Every year, September 22 is marked as World Rhino Day to create awareness about the need to protect the species that is being rapidly whipped out of its habitat.
There are a total of five species of rhinos in the world, and India is home to one of them -- the Greater One-Horned Rhino, also known as the Indian Rhino.
Like other rhino species worldwide, the one-horned rhinos also face threats from poachers and habitat loss.
The Indian rhinoceros is listed as a "vulnerable" species by the IUCN Red List, with less than 3000 remaining in the wilderness of India and Nepal.?
But thanks to the years of conservation efforts by the government and NGOs, the one-horned rhinoceros population in Kaziranga, Assam, has shown signs of bouncing back.
On World Rhino Day, an orphaned one-horned rhinoceros calf got a new lease of life due to one such effort.
The Assam forest department from Pobitora Wildlife Sanctuary rescued the female baby rhino between two and three months.
The calf was found alone, and it is suspected that the mother had died near the Haduk?beel?(lake) area of Pobitora WLS.?
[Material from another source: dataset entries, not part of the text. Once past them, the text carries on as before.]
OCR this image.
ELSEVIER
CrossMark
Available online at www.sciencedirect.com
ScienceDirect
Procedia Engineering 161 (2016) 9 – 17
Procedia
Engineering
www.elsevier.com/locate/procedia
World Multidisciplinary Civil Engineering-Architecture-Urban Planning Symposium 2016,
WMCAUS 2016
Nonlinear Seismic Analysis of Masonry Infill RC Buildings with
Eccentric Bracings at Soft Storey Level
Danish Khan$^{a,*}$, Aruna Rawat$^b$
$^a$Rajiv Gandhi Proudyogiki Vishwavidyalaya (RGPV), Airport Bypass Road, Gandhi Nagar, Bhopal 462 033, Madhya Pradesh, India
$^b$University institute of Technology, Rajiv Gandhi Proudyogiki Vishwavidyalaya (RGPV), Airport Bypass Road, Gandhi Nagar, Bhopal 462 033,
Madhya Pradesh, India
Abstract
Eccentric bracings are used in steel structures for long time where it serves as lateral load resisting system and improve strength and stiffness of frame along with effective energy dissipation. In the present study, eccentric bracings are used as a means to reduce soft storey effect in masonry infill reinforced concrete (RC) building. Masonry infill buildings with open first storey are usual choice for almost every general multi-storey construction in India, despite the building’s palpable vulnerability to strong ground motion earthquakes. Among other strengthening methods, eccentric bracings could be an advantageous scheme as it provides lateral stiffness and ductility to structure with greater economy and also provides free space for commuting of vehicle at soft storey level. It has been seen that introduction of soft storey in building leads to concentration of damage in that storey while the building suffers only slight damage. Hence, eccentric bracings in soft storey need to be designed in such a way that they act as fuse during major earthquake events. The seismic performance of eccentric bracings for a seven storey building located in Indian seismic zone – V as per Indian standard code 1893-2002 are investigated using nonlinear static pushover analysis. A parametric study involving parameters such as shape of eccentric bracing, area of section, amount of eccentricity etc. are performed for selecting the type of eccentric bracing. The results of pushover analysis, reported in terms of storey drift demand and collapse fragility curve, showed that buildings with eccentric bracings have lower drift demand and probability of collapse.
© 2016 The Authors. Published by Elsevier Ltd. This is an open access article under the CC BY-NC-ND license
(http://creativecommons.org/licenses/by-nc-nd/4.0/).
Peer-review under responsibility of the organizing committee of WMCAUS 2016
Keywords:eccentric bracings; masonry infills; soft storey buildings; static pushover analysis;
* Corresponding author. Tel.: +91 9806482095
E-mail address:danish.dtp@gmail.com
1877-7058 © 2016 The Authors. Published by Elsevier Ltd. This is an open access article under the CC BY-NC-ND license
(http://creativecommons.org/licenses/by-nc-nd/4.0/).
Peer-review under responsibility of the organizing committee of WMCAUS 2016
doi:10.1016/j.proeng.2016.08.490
For 10 days, the forest department tried to find other lactating mothers in that area but wasn't successful. Afterwards, the calf was handed over to the Centre for Wildlife Rehabilitation and Conservation (CWRC), jointly run by the Wildlife Trust of India (WTI), Assam Forest Department & IFAW in Kaziranga, Assam, on 15th September.?
When admitted to the centre, the young calf was emaciated, starved and showed acute signs of dehydration.
The rhino calf was fed formula milk at the facility, and its health gradually improved.
"It's a miracle that the calf had survived this long. The team waited for a few days for the animal's condition to be stable for doing the necessary blood tests before being released into the rhino paddock", Dr. Samshul Ali, the centre head at CWRC, said.
On World Rhino Day, the young calf joined two other rhinos admitted to the centre in similar conditions.
Since its inception in 2002, CWRC has admitted 54 rhino calves, of which more than 42% have been successfully released back into the wild.
Hand-raised by the team, one such calf, Ganga, was released in Manas National Park in November 2008. She became the founder stock of two generations of rhinos in the landscape, showing the success of the rewilding process.